Jackson's recent surge actually began in 2009, when advocates such as another Elvis (Costello) and Bruce Springsteen facilitated her induction into the Rock and Roll Hall of Fame. Jack White, who'd produced Loretta Lynn's Grammy Award-winning Van Lear Rose five years earlier, asked Jackson to record a vinyl single for his Third Man label (motto: "Your turntable is not dead"). On one side, Jackson purred and shrieked her way through the rock 'n' roll evergreen "Shakin' All Over," a driving highlight of the duo's live shows; on the other, she found a perfect contemporary vehicle in British bad girl Amy Winehouse's hit, "You Know I'm No Good."

But Jackson was always "good," even when she rocked.

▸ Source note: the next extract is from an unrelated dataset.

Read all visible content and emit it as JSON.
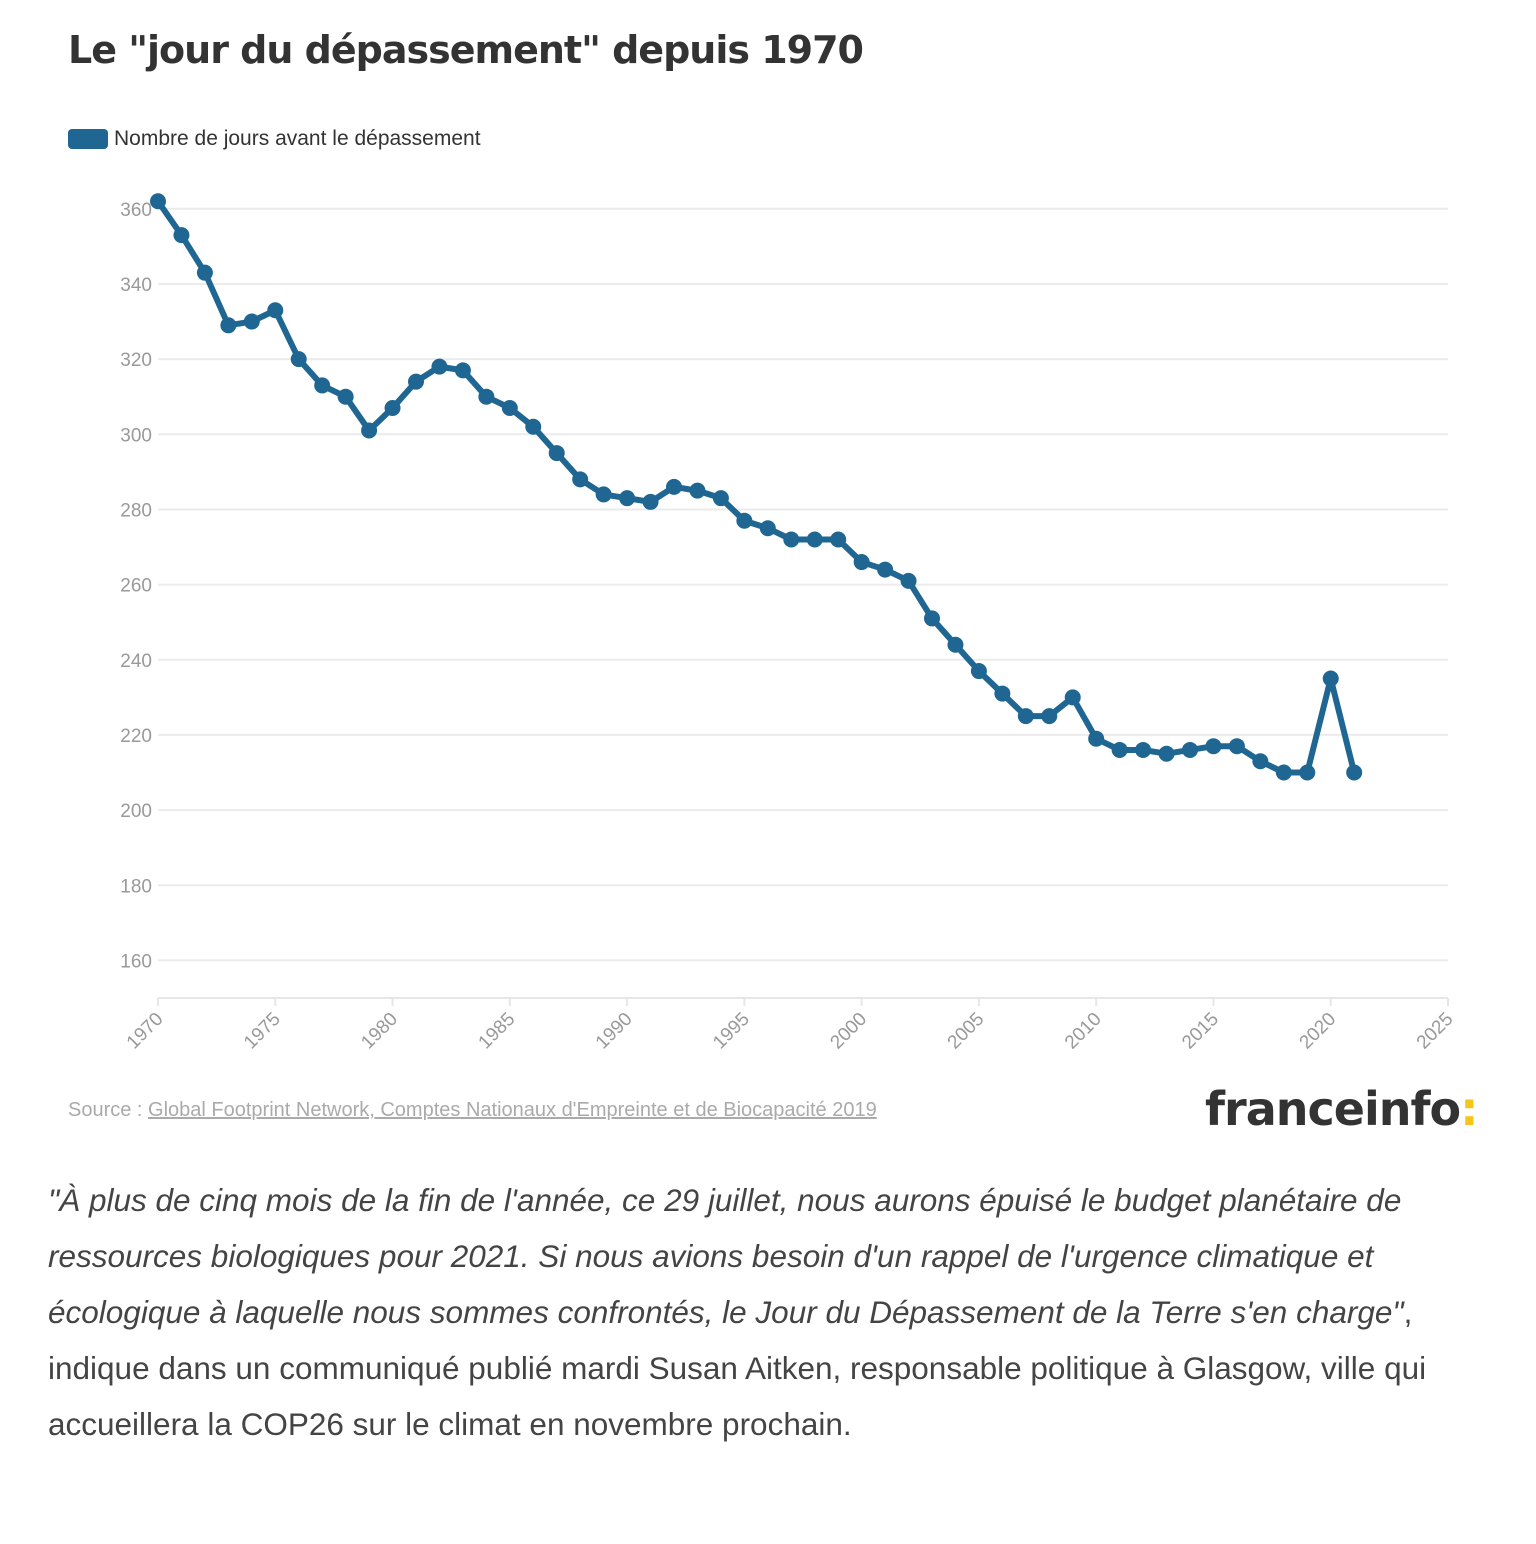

Her mother made the sexy short skirts and fringed shirts she wore onstage, and her father was both her manager and chaperone. A glamorous, sexy girl able to hold her own on tour with Elvis and Jerry Lee Lewis, she's also a devout Christian whose 50-album discography contains many releases of a sacred nature. White suggested that she record the Louvin Brothers' "Dust on the Bible," which turned out to be a song even Brooklyn's hippest audience could get into.

A recent documentary about Jackson is titled The Sweet Lady With the Nasty Voice, which just about sums her up — except maybe for the "sweet lady" part, she has noted. OK then, try "an atomic fireball of a lady," which is how Bob Dylan has described her. In person, White played the rambunctious pup to Jackson's maternal dignity. The band, dressed in matching vintage suits, was loud and loose. Jackson belted out "Funnel of Love," "Mean Mean Man" and her country hit "Right or Wrong" as though they'd been written yesterday. Following an encore, Jackson's husband of some 40 years escorted her slowly up a short flight of stairs while the crowd screamed for more.

But Elvis' former girlfriend had left the building.